Warning: This article contains spoilers for Barbie.
If you thought Barbie’s Dream House was the height of luxury, wait until you set your eyes on what Barbie came up with for its makeover—or the memes it’s inspired since.
We see the former iteration for ourselves a good chunk of the way through Barbie. Having found the human fueling her existential crisis, Barbie (Margot Robbie) returns to Barbie Land with Gloria (America Ferrera) and Gloria’s teenage daughter Sasha (Ariana Greenblatt). But instead of everything being turned back to normal, it was almost unrecognizable after Ken (Ryan Gosling) introduced the patriarchy to Barbie Land.

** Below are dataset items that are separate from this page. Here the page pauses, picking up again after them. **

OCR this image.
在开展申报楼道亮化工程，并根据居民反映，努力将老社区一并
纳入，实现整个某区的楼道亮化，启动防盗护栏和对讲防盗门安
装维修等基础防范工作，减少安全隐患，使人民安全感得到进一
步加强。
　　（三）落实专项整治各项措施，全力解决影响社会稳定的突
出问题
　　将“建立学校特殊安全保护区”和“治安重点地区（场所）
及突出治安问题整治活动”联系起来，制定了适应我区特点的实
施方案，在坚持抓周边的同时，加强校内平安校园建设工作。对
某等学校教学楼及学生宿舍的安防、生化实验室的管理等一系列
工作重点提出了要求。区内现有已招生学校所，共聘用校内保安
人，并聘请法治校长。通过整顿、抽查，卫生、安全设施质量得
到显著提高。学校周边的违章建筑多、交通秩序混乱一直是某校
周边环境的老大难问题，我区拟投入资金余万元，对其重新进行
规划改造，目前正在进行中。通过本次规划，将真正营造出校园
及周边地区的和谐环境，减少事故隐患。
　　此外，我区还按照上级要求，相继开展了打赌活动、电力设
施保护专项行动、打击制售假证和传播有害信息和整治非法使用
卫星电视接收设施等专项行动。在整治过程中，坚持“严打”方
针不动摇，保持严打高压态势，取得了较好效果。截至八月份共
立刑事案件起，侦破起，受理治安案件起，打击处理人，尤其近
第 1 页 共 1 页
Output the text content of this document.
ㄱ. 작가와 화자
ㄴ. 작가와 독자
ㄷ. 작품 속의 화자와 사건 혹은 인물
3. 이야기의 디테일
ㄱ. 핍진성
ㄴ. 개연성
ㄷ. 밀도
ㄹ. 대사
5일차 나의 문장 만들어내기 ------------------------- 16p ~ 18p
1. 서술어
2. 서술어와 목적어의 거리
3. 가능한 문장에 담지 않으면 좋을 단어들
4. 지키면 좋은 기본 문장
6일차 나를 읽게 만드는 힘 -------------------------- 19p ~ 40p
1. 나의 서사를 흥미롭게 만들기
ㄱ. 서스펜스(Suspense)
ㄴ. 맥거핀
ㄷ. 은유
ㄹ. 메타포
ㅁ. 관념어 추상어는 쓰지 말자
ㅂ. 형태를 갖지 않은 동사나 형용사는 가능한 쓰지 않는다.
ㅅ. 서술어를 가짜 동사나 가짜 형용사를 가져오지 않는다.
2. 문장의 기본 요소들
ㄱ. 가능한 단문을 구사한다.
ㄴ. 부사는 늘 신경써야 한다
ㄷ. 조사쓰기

Now, the Kens are in charge of what’s being called the Kendom. They took over all of the Barbie Dream Houses, while the Barbies are dressed in maid outfits and reduced to mooning over their Kens and serving them beer. There are horses everywhere. And in two days’ time, the Kens planned to vote to change the Constitution to take complete control.
And perhaps the biggest insult to Barbie? Her Dream House was no longer hers: Instead, it was Ken’s Mojo Dojo Casa House. And Ken wanted Barbie to live with him and be his “long-term long-distance low-commitment casual girlfriend.”
No, it does not matter that Ken’s name for his dream house is redundant on multiple levels. He’s rolling with it. And, to the Mattel CEO’s (Will Ferrell) apparent dismay, Ken’s Mojo Dojo Casa House is selling off shelves faster than Mattel can ship them out.
But with time and enough iterations, Mojo Dojo Casa House starts to roll off the tongue. Enough for viewers, once they left the movie theater, to envision the other Mojo Dojo Casa Houses of cinema.
The meme boils down to a simple act. A character (usually a man) shows off his house. When prompted by someone asking where they are, he responds, “Welcome to my Mojo Dojo Casa House.” The key is that the house is a giant mess or completely uninhabitable for most people, but he absolutely loves it.
Sometimes, another character is introduced to the house, and she’s usually not impressed.
Other times, he’s just reveling in it himself.
Even outside of pop culture, the Mojo Dojo Casa House had a certain aesthetic to it: Either it was entirely Too Much, or it was so threadbare it barely looked like anyone lived in it.
And it wouldn’t be a Mojo Dojo Casa House if we didn’t also have a Barbenheimer crossover.
The Barbies hold off the Kensurrection and return things to normal by turning the Kens against each other and feigning interest in both The Godfather and Matchbox Twenty. But we’ll always have the Mojo Dojo Casa House.